Britain needs a national benefits register so the public can snitch on phony benefit claimants.
The fact one in ten people of working age now claim incapacity or disability benefit shows the joke that is the welfare state today.
At a cost of £48.3bn a year, income taxpayers are shelling out about £1,290 each to support these two benefits alone. Sure, many people have serious problems which you can argue warrant help from the state, but millions of people on these hand outs are not disabled in a real sense and deserve no help whatsoever. Since 2019 a million people have been added to these two benefits, and, among the increase for 25-year-olds, 69 per cent of the new claims are due to mental health problems. Sure. How should the government stop free loaders taking advantage of what was always supposed to be a safety net?
Rachel Reeves is making a modest start by stopping under 22s from being able to claim incapacity benefit and shaving £5bn off the disability bill by 2030 by tightening up on criteria. Yet these small steps do not go far enough, indeed, even with the £5bn of “cuts” to health-related benefits are still forecast to be £15bn higher than today by 2030. It is time the government implemented a national benefits register where people on health benefits have their symptoms listed and taxpayers can look them up to report any benefit fraud that they believe might be occurring.
In contrast to a simple doctor’s note, this would act as a constant check on fraud in the welfare system, and, a disincentive to its use.
This national benefits register could simply link the name, address and type of benefits received to a person along with their symptoms. Should people see that their neighbour never goes out to work they could quickly look up their name and address and if they believe that it’s a phony claim report it to a special email or hotline anonymously. A greater number of reports from the public for the same person could then flag up the benefit claimant to be reassessed. This would certainly be an improvement on only 2 per cent of Personal Independence Payments assessments being made in person today down from over 80 per cent before the pandemic, a lack of oversight which obviously creates an incentive to lie.
Some people will object to the snitching deliberately encouraged by a national benefits register as undermining community cohesion. An irrelevant concern when discussing welfare policy, to my mind, but the same people who object to it take no issue with planning permission being in the public domain, even if its to change a window or build a conservatory on their own land, a process that definitely undermines community cohesion.
It might be objected that the result of planning permission effects the community so they should know who’s putting forward changes, but no effect comes from benefit claims. However, the result of benefit claims does effect the community via tax increases, so, taxpayers should know who the new burden is, as well.
Perhaps it is an intrusion into the privacy of the benefit claimant?

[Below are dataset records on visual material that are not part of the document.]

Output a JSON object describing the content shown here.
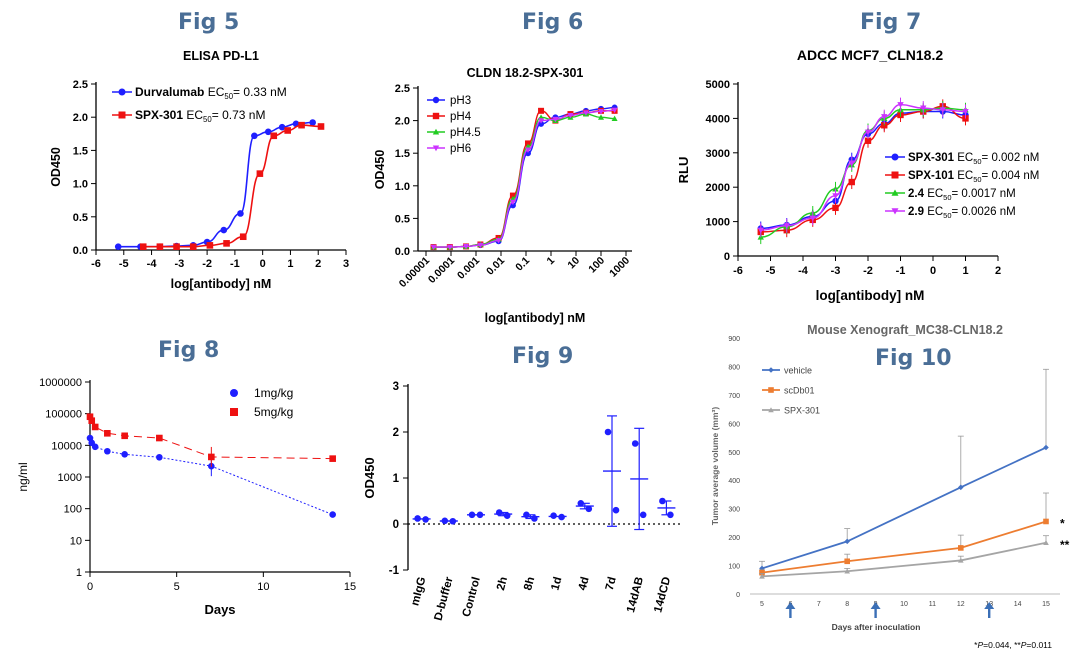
{
  "figures": [
    {
      "label": "Fig 5"
    },
    {
      "label": "Fig 6"
    },
    {
      "label": "Fig 7"
    },
    {
      "label": "Fig 8"
    },
    {
      "label": "Fig 9"
    },
    {
      "label": "Fig 10"
    }
  ],
  "colors": {
    "blue": "#1f1fff",
    "red": "#ee1111",
    "green": "#22cc22",
    "magenta": "#cc33ff",
    "figlabel": "#4a6e96",
    "x_blue": "#4472c4",
    "x_orange": "#ed7d31",
    "x_gray": "#a5a5a5"
  },
  "chart_data": [
    {
      "figure": "Fig 5",
      "type": "scatter",
      "title": "ELISA PD-L1",
      "xlabel": "log[antibody] nM",
      "ylabel": "OD450",
      "xlim": [
        -6,
        3
      ],
      "ylim": [
        0,
        2.5
      ],
      "xticks": [
        "-6",
        "-5",
        "-4",
        "-3",
        "-2",
        "-1",
        "0",
        "1",
        "2",
        "3"
      ],
      "yticks": [
        "0.0",
        "0.5",
        "1.0",
        "1.5",
        "2.0",
        "2.5"
      ],
      "legend_position": "top-left",
      "series": [
        {
          "name": "Durvalumab",
          "ec50_label": "EC50= 0.33 nM",
          "color": "blue",
          "marker": "circle",
          "x": [
            -5.2,
            -4.4,
            -3.7,
            -3.1,
            -2.5,
            -2.0,
            -1.4,
            -0.8,
            -0.3,
            0.2,
            0.7,
            1.2,
            1.8
          ],
          "y": [
            0.05,
            0.05,
            0.05,
            0.06,
            0.07,
            0.12,
            0.3,
            0.55,
            1.72,
            1.78,
            1.85,
            1.9,
            1.92
          ]
        },
        {
          "name": "SPX-301",
          "ec50_label": "EC50= 0.73 nM",
          "color": "red",
          "marker": "square",
          "x": [
            -4.3,
            -3.7,
            -3.1,
            -2.5,
            -1.9,
            -1.3,
            -0.7,
            -0.1,
            0.4,
            0.9,
            1.4,
            2.1
          ],
          "y": [
            0.05,
            0.05,
            0.05,
            0.05,
            0.07,
            0.1,
            0.2,
            1.15,
            1.72,
            1.8,
            1.88,
            1.86
          ]
        }
      ]
    },
    {
      "figure": "Fig 6",
      "type": "scatter",
      "title": "CLDN 18.2-SPX-301",
      "xlabel": "log[antibody] nM",
      "ylabel": "OD450",
      "x_scale": "log",
      "xlim": [
        1e-05,
        1000
      ],
      "ylim": [
        0,
        2.5
      ],
      "xticks": [
        "0.00001",
        "0.0001",
        "0.001",
        "0.01",
        "0.1",
        "1",
        "10",
        "100",
        "1000"
      ],
      "yticks": [
        "0.0",
        "0.5",
        "1.0",
        "1.5",
        "2.0",
        "2.5"
      ],
      "legend_position": "top-left",
      "x": [
        2e-05,
        9e-05,
        0.0004,
        0.0015,
        0.008,
        0.03,
        0.12,
        0.4,
        1.5,
        6,
        25,
        100,
        350
      ],
      "series": [
        {
          "name": "pH3",
          "color": "blue",
          "marker": "circle",
          "y": [
            0.06,
            0.06,
            0.07,
            0.09,
            0.15,
            0.7,
            1.5,
            1.95,
            2.05,
            2.1,
            2.15,
            2.18,
            2.2
          ]
        },
        {
          "name": "pH4",
          "color": "red",
          "marker": "square",
          "y": [
            0.06,
            0.06,
            0.07,
            0.1,
            0.2,
            0.85,
            1.65,
            2.15,
            2.0,
            2.1,
            2.12,
            2.15,
            2.15
          ]
        },
        {
          "name": "pH4.5",
          "color": "green",
          "marker": "triangle",
          "y": [
            0.06,
            0.06,
            0.07,
            0.1,
            0.18,
            0.8,
            1.6,
            2.05,
            2.0,
            2.05,
            2.1,
            2.05,
            2.03
          ]
        },
        {
          "name": "pH6",
          "color": "magenta",
          "marker": "triangle-down",
          "y": [
            0.06,
            0.06,
            0.07,
            0.09,
            0.16,
            0.75,
            1.55,
            2.0,
            2.02,
            2.08,
            2.12,
            2.14,
            2.16
          ]
        }
      ]
    },
    {
      "figure": "Fig 7",
      "type": "scatter",
      "title": "ADCC MCF7_CLN18.2",
      "xlabel": "log[antibody] nM",
      "ylabel": "RLU",
      "xlim": [
        -6,
        2
      ],
      "ylim": [
        0,
        5000
      ],
      "xticks": [
        "-6",
        "-5",
        "-4",
        "-3",
        "-2",
        "-1",
        "0",
        "1",
        "2"
      ],
      "yticks": [
        "0",
        "1000",
        "2000",
        "3000",
        "4000",
        "5000"
      ],
      "legend_position": "right",
      "x": [
        -5.3,
        -4.5,
        -3.7,
        -3.0,
        -2.5,
        -2.0,
        -1.5,
        -1.0,
        -0.3,
        0.3,
        1.0
      ],
      "series": [
        {
          "name": "SPX-301",
          "ec50_label": "EC50= 0.002 nM",
          "color": "blue",
          "marker": "circle",
          "y": [
            800,
            900,
            1150,
            1600,
            2800,
            3550,
            3850,
            4150,
            4200,
            4200,
            4100
          ]
        },
        {
          "name": "SPX-101",
          "ec50_label": "EC50= 0.004 nM",
          "color": "red",
          "marker": "square",
          "y": [
            700,
            750,
            1050,
            1400,
            2150,
            3350,
            3800,
            4100,
            4200,
            4350,
            4000
          ]
        },
        {
          "name": "2.4",
          "ec50_label": "EC50= 0.0017 nM",
          "color": "green",
          "marker": "triangle",
          "y": [
            550,
            850,
            1250,
            1950,
            2650,
            3650,
            4000,
            4250,
            4250,
            4300,
            4250
          ]
        },
        {
          "name": "2.9",
          "ec50_label": "EC50= 0.0026 nM",
          "color": "magenta",
          "marker": "triangle-down",
          "y": [
            750,
            880,
            1100,
            1750,
            2700,
            3600,
            4050,
            4400,
            4300,
            4250,
            4200
          ]
        }
      ]
    },
    {
      "figure": "Fig 8",
      "type": "scatter",
      "xlabel": "Days",
      "ylabel": "ng/ml",
      "y_scale": "log",
      "xlim": [
        0,
        15
      ],
      "ylim": [
        1,
        1000000
      ],
      "xticks": [
        "0",
        "5",
        "10",
        "15"
      ],
      "yticks": [
        "1",
        "10",
        "100",
        "1000",
        "10000",
        "100000",
        "1000000"
      ],
      "legend_position": "top-right",
      "series": [
        {
          "name": "1mg/kg",
          "color": "blue",
          "marker": "circle",
          "x": [
            0,
            0.1,
            0.3,
            1,
            2,
            4,
            7,
            14
          ],
          "y": [
            17000,
            12000,
            9000,
            6500,
            5200,
            4200,
            2200,
            65
          ]
        },
        {
          "name": "5mg/kg",
          "color": "red",
          "marker": "square",
          "x": [
            0,
            0.1,
            0.3,
            1,
            2,
            4,
            7,
            14
          ],
          "y": [
            80000,
            60000,
            38000,
            24000,
            20000,
            17000,
            4300,
            3800
          ]
        }
      ]
    },
    {
      "figure": "Fig 9",
      "type": "scatter",
      "ylabel": "OD450",
      "ylim": [
        -1,
        3
      ],
      "yticks": [
        "-1",
        "0",
        "1",
        "2",
        "3"
      ],
      "categories": [
        "mIgG",
        "D-buffer",
        "Control",
        "2h",
        "8h",
        "1d",
        "4d",
        "7d",
        "14dAB",
        "14dCD"
      ],
      "points": [
        [
          0.12,
          0.1
        ],
        [
          0.07,
          0.06
        ],
        [
          0.2,
          0.2
        ],
        [
          0.25,
          0.18
        ],
        [
          0.2,
          0.12
        ],
        [
          0.18,
          0.15
        ],
        [
          0.45,
          0.33
        ],
        [
          2.0,
          0.3
        ],
        [
          1.75,
          0.2
        ],
        [
          0.5,
          0.2
        ]
      ],
      "mean": [
        0.11,
        0.065,
        0.2,
        0.215,
        0.16,
        0.165,
        0.39,
        1.15,
        0.98,
        0.35
      ],
      "error": [
        0.01,
        0.005,
        0.0,
        0.035,
        0.04,
        0.015,
        0.06,
        1.2,
        1.1,
        0.15
      ],
      "color": "blue"
    },
    {
      "figure": "Fig 10",
      "type": "line",
      "title": "Mouse Xenograft_MC38-CLN18.2",
      "xlabel": "Days after inoculation",
      "ylabel": "Tumor average volume (mm³)",
      "xlim": [
        5,
        15
      ],
      "ylim": [
        0,
        900
      ],
      "xticks": [
        "5",
        "6",
        "7",
        "8",
        "9",
        "10",
        "11",
        "12",
        "13",
        "14",
        "15"
      ],
      "yticks": [
        "0",
        "100",
        "200",
        "300",
        "400",
        "500",
        "600",
        "700",
        "800",
        "900"
      ],
      "legend_position": "top-left",
      "x": [
        5,
        8,
        12,
        15
      ],
      "dosing_days": [
        6,
        9,
        13
      ],
      "series": [
        {
          "name": "vehicle",
          "color": "x_blue",
          "marker": "diamond",
          "y": [
            90,
            185,
            375,
            515
          ],
          "error": [
            25,
            45,
            180,
            275
          ]
        },
        {
          "name": "scDb01",
          "color": "x_orange",
          "marker": "square",
          "y": [
            75,
            115,
            162,
            255
          ],
          "error": [
            10,
            25,
            45,
            100
          ],
          "significance": "*"
        },
        {
          "name": "SPX-301",
          "color": "x_gray",
          "marker": "triangle",
          "y": [
            62,
            80,
            118,
            180
          ],
          "error": [
            10,
            10,
            15,
            25
          ],
          "significance": "**"
        }
      ],
      "footnote": "*P=0.044, **P=0.011"
    }
  ]
}
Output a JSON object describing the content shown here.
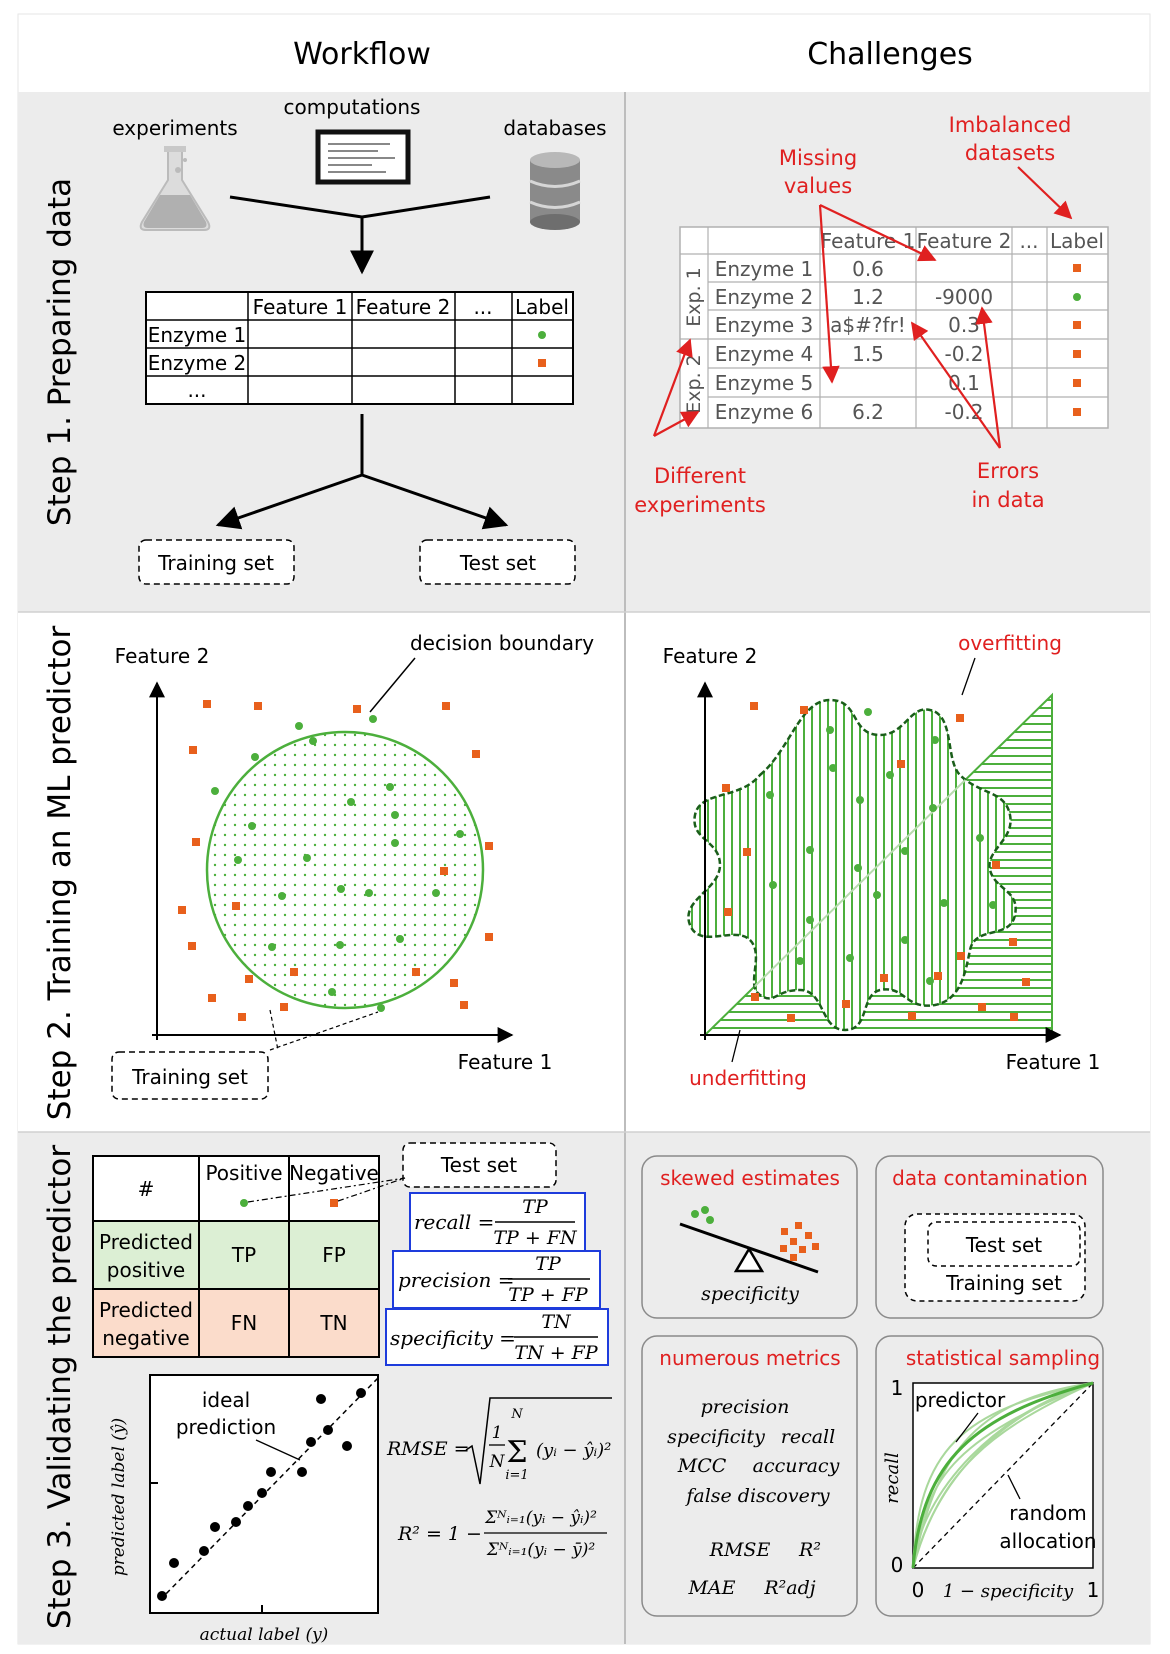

Maybe. However, your privacy is rightfully given up when you start to claim on the state. This is required to ensure welfare only goes to the people it should. Before the welfare state in the Victorian Era friendly societies provided welfare out of their membership fees, and, importantly, the lodge system many of them had in place meant the members all knew each other. When friendly societies such as the Manchester Oddfellows, the Royal Hearts of Oak and the Ancient Foresters granted sickness or disability payments, a committee would typically sit on the applications for money and many people on that committee would personally know the applicant. Privacy was largely absent. This prevented much fraud because there was no faking it.
Ideally, we ought to go back to this form of welfare provision.
Were we to go back to the private provision of welfare it is pretty certain that incapacity and disability benefits would be substantially reduced, because, paying members of friendly societies would not remain in organisations with higher fees with benefits they rarely used themselves or were abused. Certainly, the half a million people now receiving disability benefit for anxiety or depression would not receive that money where other members of a voluntary association had to finance it. No – they would leave it, because, they’d rightly think anxiety and depression does not stop people from supporting themselves.
I worked processing parcels at a DHL warehouse when I was young – neither depression and anxiety would have stopped me moving boxes from left to right.
The productive class needs to be protected against the leeches that are benefit fraudsters and a welfare state which increasingly gives out money like confetti for the everyday travails of working life.
Granting the total failure of assessment centres and doctors to genuinely pick up on the mickey taking, it is time the public were given a means to hold the purse strings of the welfare state themselves. A national benefits register to enable taxpayers to report on what they believe to be phony benefit claimants would be just the ticket.